В Зимнем дворце огромная выставка, она заняла все залы. Тут и Репин, и Шагал с покойником, сидящим на крыше, и свечами, раздутыми в разные стороны, и тихая селедка на столе Давида Петровича Штеренберга, живописного аскета, и контррельеф Лили Брик.
На круглом Кронверкском проспекте стоит дом, построенный перед войной в северном, финляндско-шведском стиле.
В нижнем этаже антикварная лавка, в которую никто не заходит. Она называется «Веселый туземец».
Вход в дом через черную лестницу, через кухню входишь в квартиру Горького. Квартира большая. У Алексея Максимовича комната маленькая, в комнате небольшая библиотека, почти вся из фольклорных книг. Одно окно, из окна виден полукруглый парк, Народный дом и тот самый театр, в котором Шаляпин пел Демона, и шпиль Петропавловской крепости.

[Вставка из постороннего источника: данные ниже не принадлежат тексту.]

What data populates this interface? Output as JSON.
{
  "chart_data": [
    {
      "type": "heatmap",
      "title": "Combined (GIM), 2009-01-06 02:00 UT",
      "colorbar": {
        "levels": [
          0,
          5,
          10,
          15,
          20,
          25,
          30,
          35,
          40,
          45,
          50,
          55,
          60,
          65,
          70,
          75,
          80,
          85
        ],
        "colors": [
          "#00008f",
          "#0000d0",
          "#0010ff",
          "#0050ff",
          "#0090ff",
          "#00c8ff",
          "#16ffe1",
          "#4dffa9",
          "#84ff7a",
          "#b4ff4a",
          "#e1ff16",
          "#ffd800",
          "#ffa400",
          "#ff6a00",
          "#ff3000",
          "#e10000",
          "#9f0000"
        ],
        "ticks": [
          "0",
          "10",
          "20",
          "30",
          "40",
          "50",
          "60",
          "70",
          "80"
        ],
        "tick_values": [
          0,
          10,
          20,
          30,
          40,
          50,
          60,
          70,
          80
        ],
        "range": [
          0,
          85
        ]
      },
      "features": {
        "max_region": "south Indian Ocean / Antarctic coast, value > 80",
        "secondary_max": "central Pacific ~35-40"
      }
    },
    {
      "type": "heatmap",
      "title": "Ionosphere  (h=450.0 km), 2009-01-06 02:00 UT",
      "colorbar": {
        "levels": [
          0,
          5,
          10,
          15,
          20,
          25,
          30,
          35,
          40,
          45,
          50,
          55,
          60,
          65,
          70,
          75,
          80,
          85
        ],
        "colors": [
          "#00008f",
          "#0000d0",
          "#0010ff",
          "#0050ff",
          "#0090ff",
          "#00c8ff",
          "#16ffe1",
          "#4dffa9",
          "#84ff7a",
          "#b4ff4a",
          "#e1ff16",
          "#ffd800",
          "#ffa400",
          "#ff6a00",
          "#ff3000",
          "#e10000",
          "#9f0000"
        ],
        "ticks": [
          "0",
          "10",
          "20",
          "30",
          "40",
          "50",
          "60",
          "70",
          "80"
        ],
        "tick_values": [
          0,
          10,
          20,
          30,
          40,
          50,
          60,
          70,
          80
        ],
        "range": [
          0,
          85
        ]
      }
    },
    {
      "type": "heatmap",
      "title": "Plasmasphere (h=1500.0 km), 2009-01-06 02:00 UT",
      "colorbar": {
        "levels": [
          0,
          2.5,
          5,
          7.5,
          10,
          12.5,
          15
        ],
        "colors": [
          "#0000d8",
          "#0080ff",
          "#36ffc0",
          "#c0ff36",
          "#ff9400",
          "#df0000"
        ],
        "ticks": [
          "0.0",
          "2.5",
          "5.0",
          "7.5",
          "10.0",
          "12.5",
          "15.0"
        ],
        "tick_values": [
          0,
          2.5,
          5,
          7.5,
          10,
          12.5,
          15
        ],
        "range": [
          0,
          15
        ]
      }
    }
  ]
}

Еще сравнительно недавно Володя сильно дружил с Горьким. Горький играл в карты у Бриков, играл в «тетку». «Тетка» – это такая игра, в которую проигрывал тот, у кого больше взяток.
Алексей Максимович сидит у себя дома, пишет воспоминания о Толстом и цирковую вещь.[36]
В столовой довольно тепло: топят присланными ящиками. В доме Горького много народу.
Это был большой, сложный дом, от которого пути шли в разные стороны.
Литературно поссорить Горького с Маяковским было нельзя. Горький говорил про «150 000 000», что это титаническая вещь.
И вот мы узнали, что Горькому сказали про Маяковского, что Володя обидел женщину.
Я приехал к Алексею Максимовичу с Л. Брик.
Конечно, Горькому разговор был неприятен, он стучал пальцами по столу, говорил: «Не знаю, не знаю, мне сказал очень серьезный товарищ. Я вам узнаю его адрес».
Л. Брик смотрела на Горького, яростно улыбаясь.
Фамилии товарища Алексею Максимовичу не сказали, и он на обороте письма к нему Л. Брик написал несколько слов, что адреса так и не узнал.
Алексей Максимович на меня не рассердился за мое вмешательство.
Значит, не в такой уж мере считал он себя правым. В дело была пущена самая обыкновенная клевета.
Горький считал Маяковского гениальным поэтом. Он страстно любил стихи о хорошем отношении к лошадям и «Флейту-позвоночник».
Если бы они были вместе, оба были бы счастливее. Меня Маяковский просил остаться у Горького. Все думали, что можно будет сговориться, объяснить.
Вот, не сговорились.
Маяковский уже жил в Москве. В Петроград во время издания «Поэтики» он только приезжал.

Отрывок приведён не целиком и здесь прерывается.